Conflicting information stokes uncertainty, and this uncertainty provokes questions that stoke fear. Why does the information conflict? Why is the death rate so much higher in one country than another? What are they hiding? Why is one country taking a tougher approach than another?
We overcompensate for a lack of control. When faced with an evolving crisis over which we have no control, we overcompensate to protect ourselves and loved ones, and return a sense of control. We buy 50 cans of baked beans instead of 10. We buy a year’s supply of toilet roll because our networks have informed us of a shortage. Better to overprepare and have an excess supply of baked beans at the end of this crisis than to starve to death.
Actions compound actions. Even if we are not directly in the sphere of this emotional contagion, actions kick us into action. If we see the shelves are running short on pasta and rice, we recognise we need to buy some before it’s too late. If we see there is only one pack of toilet roll left in the supermarket, our instinct is to buy it, for fear it may not be stocked again for some time.

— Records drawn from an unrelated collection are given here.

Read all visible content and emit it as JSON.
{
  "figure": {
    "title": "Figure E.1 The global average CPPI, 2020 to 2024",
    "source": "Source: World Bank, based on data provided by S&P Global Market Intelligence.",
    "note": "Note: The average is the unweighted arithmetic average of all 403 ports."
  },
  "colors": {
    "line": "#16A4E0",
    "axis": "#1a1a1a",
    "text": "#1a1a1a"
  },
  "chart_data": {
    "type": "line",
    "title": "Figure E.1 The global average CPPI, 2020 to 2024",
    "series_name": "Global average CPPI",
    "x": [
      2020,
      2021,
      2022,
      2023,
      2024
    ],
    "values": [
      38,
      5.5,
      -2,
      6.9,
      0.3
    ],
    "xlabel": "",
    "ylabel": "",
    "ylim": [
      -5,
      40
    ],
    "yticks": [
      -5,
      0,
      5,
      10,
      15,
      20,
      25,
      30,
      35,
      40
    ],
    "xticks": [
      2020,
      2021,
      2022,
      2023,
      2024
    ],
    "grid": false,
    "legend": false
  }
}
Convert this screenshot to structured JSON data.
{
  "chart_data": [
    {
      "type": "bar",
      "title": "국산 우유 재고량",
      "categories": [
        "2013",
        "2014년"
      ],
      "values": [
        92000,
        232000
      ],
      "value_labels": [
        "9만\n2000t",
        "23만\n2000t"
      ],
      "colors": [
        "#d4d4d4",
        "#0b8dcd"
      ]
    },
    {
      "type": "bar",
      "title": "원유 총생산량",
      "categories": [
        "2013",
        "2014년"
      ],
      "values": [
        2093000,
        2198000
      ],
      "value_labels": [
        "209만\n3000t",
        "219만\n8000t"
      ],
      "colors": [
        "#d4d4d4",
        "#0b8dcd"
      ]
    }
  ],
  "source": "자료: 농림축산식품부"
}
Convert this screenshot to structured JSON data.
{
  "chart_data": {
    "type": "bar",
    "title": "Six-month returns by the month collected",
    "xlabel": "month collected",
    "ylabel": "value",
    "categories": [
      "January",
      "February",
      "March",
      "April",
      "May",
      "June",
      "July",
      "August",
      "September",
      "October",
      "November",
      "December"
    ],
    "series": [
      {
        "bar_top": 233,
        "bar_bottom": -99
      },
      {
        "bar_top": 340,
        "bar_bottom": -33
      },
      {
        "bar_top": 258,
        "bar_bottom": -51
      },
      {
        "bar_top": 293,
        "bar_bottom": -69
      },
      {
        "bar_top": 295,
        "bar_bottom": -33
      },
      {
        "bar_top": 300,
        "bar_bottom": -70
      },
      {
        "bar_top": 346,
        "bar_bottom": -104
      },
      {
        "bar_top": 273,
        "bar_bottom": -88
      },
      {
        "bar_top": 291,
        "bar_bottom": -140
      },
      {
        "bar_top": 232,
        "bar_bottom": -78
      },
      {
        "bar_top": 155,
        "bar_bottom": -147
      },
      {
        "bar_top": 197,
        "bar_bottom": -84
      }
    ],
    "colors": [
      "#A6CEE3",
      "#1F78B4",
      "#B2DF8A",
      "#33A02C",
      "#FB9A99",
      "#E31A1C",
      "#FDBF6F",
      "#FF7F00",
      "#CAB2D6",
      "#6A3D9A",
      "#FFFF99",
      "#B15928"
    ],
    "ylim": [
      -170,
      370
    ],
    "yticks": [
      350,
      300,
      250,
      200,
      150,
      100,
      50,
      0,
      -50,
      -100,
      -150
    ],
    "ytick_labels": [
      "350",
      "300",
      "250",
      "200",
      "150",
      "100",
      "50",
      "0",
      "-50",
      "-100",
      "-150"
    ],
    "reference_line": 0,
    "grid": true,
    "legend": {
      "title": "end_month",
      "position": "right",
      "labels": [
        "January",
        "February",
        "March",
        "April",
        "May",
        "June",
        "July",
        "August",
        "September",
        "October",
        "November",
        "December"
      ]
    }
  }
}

Fear clouds our objectivity. The rapid spread of emotional contagion also leads to unhelpful doomsday predictions. Figures are taken and extrapolated to the worst possible outcome. Great Depressions of the like never seen before, and millions, even hundreds of millions, dead. A huge raft of circulating information clouds objectivity. It ignores humanity’s collective ingenuity and dynamicity.
The Information Paradox. In situations like this, we must stay informed. But there is a fine balance between useful information, over-information and shoddy information. Our voracious desire to stay informed is paradoxically the thing that serves to spread unhelpful emotional contagion the most. Filtering information has never been more important.
Our Bright Future Is Contagious
I’m not an expert on pandemics nor the psychology of pandemics. But it’s clear this situation will continue to get worse before it gets better.
Many more will die. Health services may be stretched to their maximum. There will be more economic disruption. Jobs lost. Money lost. Financial markets may continue to crash. The world may prematurely face an inevitable global recession. Countries may confront sovereign debt crises like never before.
But despite all the possible damage, of this I am certain: When the world begins to return to normal – which will be quicker than the wide sentiments of fear currently suggest – opportunities will be abundant, and positivity, slowly and surely, will be contagious.
Until then, we must do our best to stay optimistic and objective in the face of an evolving biological and emotional contagion.